Sunday, April 14, 2002

Off her trolley



The gossip of the past few days about Guardian columnist Julie Burchill's tryst with right wing comic Jim Davidson sounded ridiculous.
Then I read this column:

The fact is that believing we have the right to "give away" people who want to stay British is as reactionary, rightwing and imperialist as forcing people to be British when they don't want to be.

She's saying that the British governing classes have no right to give away the left over colonies because these people "want to be British".

Now I'm not imperialist but I'll yield to no man (or Julie) in my reactionary and right wing credentials. And giving away colonies is perfectly reactionary and right wing.

If 2000 transplanted Welsh sheep farmers in the South Atlantic or 20 000 Andalucian dock workers on the Spanish coast want to be British, why should the home population, all 60 million of us, have to suffer lower security because of it?

The continued Britishness of these colonies should be dependent on their utility to the mother country and nothing else.
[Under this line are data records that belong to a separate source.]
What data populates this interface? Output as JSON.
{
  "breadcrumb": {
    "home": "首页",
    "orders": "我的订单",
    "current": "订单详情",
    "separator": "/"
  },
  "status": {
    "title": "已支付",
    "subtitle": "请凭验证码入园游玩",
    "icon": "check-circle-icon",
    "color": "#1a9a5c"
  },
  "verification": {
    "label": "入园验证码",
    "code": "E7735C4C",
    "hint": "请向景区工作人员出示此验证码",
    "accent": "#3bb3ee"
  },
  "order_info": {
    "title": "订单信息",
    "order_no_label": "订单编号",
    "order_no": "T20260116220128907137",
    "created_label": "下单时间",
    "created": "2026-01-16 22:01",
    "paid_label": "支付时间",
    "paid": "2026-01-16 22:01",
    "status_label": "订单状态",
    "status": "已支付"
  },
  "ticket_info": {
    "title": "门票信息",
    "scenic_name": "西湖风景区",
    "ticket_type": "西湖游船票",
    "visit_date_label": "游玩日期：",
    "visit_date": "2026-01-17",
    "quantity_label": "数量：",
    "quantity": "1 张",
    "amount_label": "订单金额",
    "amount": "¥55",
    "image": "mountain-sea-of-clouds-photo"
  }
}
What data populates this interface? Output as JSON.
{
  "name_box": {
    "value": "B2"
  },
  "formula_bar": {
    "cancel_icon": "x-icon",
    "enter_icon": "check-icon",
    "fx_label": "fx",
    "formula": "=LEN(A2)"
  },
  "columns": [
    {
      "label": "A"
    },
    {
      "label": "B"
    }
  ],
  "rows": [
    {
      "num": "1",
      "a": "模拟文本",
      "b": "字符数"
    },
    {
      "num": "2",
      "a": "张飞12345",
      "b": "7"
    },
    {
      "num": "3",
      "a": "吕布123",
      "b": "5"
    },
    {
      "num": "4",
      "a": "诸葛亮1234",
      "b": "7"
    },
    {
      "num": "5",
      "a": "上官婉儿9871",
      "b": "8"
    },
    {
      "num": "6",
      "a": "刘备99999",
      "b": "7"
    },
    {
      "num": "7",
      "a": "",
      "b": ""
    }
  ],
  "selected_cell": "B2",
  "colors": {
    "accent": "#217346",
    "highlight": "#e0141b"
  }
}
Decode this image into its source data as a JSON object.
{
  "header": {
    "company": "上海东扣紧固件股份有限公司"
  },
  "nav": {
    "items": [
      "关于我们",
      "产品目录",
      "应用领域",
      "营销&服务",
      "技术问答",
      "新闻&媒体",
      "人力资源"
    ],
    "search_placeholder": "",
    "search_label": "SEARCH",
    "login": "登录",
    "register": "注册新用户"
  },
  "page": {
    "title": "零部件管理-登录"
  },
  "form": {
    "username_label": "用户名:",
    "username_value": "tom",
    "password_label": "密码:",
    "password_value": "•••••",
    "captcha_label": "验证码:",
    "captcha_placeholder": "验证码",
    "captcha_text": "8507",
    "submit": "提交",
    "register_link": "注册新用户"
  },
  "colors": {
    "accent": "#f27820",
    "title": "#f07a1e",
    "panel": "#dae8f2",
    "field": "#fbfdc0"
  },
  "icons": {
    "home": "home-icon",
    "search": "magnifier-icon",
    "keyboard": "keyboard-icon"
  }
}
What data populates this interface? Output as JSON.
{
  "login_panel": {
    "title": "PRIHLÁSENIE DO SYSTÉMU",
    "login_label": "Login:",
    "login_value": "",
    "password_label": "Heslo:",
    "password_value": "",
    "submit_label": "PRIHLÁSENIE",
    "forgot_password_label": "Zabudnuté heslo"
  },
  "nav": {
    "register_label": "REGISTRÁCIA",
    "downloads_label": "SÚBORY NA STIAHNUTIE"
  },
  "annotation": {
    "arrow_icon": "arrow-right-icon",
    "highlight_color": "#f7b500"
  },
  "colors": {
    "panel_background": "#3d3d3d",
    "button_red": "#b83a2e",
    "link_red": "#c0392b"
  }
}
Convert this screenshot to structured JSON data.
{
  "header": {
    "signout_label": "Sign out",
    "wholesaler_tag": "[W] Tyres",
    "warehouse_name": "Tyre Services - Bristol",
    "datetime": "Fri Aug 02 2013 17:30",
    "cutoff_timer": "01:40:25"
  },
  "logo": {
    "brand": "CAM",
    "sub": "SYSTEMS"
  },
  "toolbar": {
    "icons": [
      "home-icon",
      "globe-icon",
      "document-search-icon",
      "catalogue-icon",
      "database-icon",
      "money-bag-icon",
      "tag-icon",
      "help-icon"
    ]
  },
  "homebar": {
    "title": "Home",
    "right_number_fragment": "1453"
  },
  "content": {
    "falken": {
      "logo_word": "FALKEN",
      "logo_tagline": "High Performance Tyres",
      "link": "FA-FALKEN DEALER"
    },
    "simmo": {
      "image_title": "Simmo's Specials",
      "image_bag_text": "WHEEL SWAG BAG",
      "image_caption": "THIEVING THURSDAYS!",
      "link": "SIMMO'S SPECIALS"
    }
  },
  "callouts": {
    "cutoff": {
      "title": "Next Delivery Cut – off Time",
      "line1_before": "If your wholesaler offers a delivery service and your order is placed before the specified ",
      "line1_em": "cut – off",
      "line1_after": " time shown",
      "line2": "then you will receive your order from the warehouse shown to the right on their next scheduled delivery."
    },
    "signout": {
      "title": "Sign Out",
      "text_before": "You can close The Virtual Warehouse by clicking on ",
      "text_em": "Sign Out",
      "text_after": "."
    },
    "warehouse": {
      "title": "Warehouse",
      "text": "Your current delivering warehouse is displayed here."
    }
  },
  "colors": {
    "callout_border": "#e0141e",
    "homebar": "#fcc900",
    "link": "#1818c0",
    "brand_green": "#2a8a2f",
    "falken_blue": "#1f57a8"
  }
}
While I accept that Gibraltar may still provide some rationale by helping to protect the sea lanes leading to us, the Falklands stopped being useful in that respect when the Panama canal was opened in 1914. Do we really need wool and squid enough to keep a long distance task force in battle condition?

We were right to fight for the Islands in 1982, because to do otherwise would have shown a weakness that would have invited yet more problems. It was not a matter of honour, but of practicality.

Thatcher was right to fight in 1982, yet she was also right to try and give the islands away a year earlier.

So, yes, Julie, it may be right wing to put the interests of the metropolitan power ahead of outlying islands half way round the world. It is also right.

That stuff about Jim Davidson and Julie Burchill was not actually true, I just put it in to baffle the American readers and to confuse those of you who don't bother to read to the end.